When Emanuel Ax was a 15-year-old Juilliard student from Israel, he was photographed by and featured in an article in National Geographic magazine. Essentially, he has never left since those days. Now a Juilliard faculty member, he used an opportunity Tuesday night at a Mostly Mozart Festival late-night concert to showcase one of his own students.The passing of the torch, the conviviality, the informality, the river view — everything was splendid about this night except the performance.

Mr. Ax was simply not at the top of his game. Of course, he has exemplary technique — that masculine touch, so clear and steady, coupled with an almost obsessive desire to exit notes as quickly as possible, makes his playing remarkably lucid. This program was not the most filigreed in the 18th-century repertoire, but it was still a pleasure to experience Emanuel Ax executing a trill with a mathematician’s sense of uniformity.

However, the outer movements of Mozart’s Sonata in D major, K. 311, which opened the proceedings, were not imbued with any measurable degree of élan.Rather, their rendition seemed oddly pedestrian, not Ax-handled at all. He did fashion an intricate and unhurried Andante con espressione in the middle and balanced this tempo very well with the pace of the other movements — a fact that shouldn’t have to be stated, but have you heard many Classical period performances lately?

Mr. Ax, quoting from an unnamed book on pianism, called the Rondo in A minor “sensuously elegiac.” This is an apt description of the piece, but not, regrettably, of its present realization.
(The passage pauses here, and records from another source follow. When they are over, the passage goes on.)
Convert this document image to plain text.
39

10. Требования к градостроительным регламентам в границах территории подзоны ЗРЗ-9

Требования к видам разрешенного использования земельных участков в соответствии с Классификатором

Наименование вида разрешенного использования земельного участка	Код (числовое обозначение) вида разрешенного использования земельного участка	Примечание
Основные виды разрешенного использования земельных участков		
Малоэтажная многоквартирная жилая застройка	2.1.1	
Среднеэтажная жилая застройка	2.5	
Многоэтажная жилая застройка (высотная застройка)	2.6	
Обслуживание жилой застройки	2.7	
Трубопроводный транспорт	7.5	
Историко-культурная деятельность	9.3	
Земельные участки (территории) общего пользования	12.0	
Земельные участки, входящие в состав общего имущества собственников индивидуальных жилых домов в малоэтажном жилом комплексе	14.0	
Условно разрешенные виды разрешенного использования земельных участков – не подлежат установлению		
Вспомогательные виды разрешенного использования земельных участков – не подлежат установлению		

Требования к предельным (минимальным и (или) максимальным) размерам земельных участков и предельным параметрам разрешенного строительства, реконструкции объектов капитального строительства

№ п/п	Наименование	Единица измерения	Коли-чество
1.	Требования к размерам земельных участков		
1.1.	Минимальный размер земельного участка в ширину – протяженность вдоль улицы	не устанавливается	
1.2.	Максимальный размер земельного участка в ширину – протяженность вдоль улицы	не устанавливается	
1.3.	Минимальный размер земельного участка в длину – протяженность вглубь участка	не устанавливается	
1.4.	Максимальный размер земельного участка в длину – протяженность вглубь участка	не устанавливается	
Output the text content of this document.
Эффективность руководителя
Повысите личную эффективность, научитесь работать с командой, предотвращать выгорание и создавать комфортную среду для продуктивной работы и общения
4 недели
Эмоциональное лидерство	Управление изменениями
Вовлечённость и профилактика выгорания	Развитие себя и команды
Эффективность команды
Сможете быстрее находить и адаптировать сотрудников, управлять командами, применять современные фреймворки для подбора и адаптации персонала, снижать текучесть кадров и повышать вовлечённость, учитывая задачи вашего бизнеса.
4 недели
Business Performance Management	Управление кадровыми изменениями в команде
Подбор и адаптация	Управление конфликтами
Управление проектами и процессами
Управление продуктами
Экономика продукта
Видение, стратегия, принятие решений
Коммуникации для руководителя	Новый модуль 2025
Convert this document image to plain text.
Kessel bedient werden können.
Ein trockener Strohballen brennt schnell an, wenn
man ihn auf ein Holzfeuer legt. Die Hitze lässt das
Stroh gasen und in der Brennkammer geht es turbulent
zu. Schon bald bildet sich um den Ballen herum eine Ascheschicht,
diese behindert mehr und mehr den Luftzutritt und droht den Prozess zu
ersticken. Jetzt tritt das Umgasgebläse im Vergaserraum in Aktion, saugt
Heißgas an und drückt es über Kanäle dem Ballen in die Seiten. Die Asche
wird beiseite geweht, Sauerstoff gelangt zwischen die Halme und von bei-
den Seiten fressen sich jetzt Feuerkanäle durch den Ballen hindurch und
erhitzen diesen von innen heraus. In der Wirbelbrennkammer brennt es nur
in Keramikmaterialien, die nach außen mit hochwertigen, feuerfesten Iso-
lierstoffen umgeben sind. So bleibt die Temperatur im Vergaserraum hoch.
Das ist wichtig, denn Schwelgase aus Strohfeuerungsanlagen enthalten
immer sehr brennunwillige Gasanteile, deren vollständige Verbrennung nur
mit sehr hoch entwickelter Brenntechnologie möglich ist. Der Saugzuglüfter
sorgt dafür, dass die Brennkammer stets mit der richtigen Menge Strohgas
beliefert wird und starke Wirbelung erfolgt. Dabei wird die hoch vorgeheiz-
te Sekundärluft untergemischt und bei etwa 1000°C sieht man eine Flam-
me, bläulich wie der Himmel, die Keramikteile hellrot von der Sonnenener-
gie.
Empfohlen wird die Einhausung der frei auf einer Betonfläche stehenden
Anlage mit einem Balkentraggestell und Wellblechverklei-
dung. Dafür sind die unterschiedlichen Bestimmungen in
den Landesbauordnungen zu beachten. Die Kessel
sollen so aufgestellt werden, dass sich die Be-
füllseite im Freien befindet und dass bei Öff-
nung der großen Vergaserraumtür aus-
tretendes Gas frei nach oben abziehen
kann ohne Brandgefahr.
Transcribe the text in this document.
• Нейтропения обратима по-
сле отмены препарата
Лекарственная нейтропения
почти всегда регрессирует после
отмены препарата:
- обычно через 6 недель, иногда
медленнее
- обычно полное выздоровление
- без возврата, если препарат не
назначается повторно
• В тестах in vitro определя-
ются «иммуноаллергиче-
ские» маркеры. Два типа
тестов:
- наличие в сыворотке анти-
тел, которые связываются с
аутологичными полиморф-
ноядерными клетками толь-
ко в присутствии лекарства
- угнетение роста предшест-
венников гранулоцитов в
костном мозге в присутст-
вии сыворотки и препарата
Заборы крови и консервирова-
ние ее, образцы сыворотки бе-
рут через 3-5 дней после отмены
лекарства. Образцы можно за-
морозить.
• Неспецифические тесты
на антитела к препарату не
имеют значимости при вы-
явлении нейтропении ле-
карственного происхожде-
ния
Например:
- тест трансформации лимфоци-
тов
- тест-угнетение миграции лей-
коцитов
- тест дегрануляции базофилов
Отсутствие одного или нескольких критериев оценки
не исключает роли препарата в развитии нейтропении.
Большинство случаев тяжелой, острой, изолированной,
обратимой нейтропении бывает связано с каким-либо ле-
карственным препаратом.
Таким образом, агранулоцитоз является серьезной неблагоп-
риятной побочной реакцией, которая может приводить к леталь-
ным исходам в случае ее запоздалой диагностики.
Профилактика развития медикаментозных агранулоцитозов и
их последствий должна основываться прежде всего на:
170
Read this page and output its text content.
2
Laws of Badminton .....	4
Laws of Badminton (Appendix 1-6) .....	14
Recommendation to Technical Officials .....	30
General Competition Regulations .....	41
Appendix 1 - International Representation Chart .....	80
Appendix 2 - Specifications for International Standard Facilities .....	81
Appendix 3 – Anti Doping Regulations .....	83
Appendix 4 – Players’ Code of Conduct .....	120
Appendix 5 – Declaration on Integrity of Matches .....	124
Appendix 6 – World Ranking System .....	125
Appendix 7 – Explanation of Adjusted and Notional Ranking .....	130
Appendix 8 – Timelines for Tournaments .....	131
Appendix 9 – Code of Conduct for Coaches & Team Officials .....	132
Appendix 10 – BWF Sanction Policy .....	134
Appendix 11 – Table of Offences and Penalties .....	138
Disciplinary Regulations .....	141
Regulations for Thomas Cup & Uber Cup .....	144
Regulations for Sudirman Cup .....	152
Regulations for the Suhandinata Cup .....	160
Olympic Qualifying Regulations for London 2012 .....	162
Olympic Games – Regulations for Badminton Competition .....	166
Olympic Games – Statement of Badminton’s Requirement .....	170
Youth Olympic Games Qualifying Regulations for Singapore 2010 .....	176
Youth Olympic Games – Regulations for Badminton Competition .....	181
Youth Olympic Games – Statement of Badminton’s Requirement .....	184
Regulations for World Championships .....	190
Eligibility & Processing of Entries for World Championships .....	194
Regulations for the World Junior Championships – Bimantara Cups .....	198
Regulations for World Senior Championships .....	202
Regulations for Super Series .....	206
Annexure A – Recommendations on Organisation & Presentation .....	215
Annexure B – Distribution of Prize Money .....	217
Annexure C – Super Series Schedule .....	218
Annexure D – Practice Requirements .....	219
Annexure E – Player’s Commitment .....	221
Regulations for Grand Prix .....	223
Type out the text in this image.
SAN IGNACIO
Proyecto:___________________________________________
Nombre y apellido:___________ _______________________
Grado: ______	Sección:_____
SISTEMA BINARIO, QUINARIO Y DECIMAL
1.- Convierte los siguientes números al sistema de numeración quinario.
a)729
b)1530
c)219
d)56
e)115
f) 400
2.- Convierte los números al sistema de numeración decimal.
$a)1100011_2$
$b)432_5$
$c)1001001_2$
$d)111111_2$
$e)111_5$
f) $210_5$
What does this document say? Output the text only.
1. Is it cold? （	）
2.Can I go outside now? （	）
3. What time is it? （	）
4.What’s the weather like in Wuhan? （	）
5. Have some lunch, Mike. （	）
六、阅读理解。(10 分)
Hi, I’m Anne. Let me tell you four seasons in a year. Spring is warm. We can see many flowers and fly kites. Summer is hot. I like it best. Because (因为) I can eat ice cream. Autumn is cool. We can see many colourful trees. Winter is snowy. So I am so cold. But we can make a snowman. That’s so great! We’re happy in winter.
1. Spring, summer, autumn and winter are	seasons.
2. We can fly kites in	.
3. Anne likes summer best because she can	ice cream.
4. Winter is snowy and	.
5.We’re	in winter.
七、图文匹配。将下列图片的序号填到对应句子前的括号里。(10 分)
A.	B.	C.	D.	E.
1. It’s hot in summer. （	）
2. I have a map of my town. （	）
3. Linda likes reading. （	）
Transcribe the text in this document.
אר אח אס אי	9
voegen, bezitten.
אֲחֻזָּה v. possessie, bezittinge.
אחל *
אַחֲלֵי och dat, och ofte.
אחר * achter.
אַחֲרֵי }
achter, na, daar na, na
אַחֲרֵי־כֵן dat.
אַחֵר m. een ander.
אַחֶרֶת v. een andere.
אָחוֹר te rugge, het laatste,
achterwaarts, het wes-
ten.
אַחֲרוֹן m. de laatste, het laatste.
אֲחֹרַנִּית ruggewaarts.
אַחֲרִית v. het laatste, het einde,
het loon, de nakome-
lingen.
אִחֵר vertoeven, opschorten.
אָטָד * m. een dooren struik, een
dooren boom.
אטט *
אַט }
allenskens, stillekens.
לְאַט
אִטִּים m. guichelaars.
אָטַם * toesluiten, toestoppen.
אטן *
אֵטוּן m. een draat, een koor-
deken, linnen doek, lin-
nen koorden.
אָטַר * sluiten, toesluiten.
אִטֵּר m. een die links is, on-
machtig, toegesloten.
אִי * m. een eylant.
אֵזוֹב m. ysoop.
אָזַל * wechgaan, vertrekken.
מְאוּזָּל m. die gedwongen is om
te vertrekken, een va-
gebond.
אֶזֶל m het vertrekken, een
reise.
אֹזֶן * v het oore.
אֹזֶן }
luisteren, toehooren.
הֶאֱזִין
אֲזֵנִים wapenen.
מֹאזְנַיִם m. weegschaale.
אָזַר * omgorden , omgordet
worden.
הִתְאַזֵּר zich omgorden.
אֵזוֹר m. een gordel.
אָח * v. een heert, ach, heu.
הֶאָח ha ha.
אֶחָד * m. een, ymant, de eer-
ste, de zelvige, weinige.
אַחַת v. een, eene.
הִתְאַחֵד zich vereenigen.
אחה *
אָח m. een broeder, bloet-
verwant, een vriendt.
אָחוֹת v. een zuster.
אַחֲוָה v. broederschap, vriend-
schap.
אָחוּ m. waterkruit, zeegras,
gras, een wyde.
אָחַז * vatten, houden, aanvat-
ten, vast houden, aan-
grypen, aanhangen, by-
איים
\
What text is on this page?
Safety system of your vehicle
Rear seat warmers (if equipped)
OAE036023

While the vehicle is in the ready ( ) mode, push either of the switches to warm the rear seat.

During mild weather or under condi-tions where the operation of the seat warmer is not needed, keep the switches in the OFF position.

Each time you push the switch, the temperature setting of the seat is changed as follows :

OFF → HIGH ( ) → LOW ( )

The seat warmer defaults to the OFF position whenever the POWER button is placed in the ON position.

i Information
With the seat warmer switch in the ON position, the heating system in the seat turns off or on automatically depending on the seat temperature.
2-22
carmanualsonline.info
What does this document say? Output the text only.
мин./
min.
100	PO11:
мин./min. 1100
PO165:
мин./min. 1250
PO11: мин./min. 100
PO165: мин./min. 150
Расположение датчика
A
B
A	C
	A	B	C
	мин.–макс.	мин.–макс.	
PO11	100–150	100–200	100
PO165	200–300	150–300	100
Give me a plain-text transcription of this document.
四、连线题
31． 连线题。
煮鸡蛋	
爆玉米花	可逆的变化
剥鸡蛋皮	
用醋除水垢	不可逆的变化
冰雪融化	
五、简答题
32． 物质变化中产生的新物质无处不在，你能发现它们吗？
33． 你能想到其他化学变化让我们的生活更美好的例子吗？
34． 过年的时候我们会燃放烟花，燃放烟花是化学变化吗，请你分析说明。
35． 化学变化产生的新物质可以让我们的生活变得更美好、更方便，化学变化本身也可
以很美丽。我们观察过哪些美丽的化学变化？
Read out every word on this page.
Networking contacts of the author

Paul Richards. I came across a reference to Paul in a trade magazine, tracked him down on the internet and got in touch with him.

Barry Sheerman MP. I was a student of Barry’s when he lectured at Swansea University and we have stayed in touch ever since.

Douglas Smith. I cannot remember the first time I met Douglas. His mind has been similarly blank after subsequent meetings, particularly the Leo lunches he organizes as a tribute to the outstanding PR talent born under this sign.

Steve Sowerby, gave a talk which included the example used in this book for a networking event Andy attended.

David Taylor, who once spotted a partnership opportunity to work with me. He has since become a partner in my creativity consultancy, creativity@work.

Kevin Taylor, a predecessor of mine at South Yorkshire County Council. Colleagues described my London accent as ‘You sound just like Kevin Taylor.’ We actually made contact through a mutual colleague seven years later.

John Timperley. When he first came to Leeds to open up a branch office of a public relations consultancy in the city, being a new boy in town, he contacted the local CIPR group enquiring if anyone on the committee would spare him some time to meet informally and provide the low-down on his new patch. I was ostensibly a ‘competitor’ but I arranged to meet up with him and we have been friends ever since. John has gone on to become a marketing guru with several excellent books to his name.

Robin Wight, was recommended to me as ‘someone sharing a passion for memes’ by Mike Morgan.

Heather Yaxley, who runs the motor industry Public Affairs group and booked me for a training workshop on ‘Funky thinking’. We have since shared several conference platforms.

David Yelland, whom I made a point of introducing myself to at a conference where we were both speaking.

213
I wished for much more of a singing line throughout, much more emotive weight — even a little rubato would have gone a long way. It just seemed that Mr. Ax was not focused this night. Perhaps the late-night concert was past his bedtime.

The student in question was Orion Weiss, a Bachauer winner and former member of Chamber Music Society Two, the triple-A team at Alice Tully. Mr. Weiss exhibited much more driving energy than his mentor, and a steely-fingered staccato technique in Mozart’s Sonata for Four Hands in C major. Mr. Ax rather self-effacingly took the bottom part to allow his discovery to shine. But it appeared Mr. Weiss needed more time to study this work, as, even with the printed music in front of him, he committed a couple of major gaffes.

And structurally and stylistically, this selection is very similar to the opening sonata. If you are going to perform a Mozart recital at a Mozart festival in a Mozart year, then a little variety is in order. The net effect of this long-winded collaboration was just a bit tedious.

Jocularly acknowledging his fatigue, Mr. Ax yielded the stage to Mr. Weiss for a rather matter-of-fact reading of “The Girl with the Flaxen Hair” by Claude Debussy. This piece was owned by Heifetz back in the day, but Tuesday night’s was indeed the original version for solo keyboard. Mr. Weiss was spot-on in terms of accuracy, but neglected to caress the loveliness of the poetry, producing instead a mechanical, if flawless, version.

And what did they do for an encore? Why, what everyone does, the G minor Slavonic Dance of Dvorák!

Tuesday’s concert proved Mr. Weiss has more to learn from his mentor. Butthere was a time in Mr. Ax’s career when he was still a few years away from the pinnacle of his profession. Mr. Weiss has a good chance to make it to the top as well.

Until August 26 (Lincoln Center, 212-721-6500).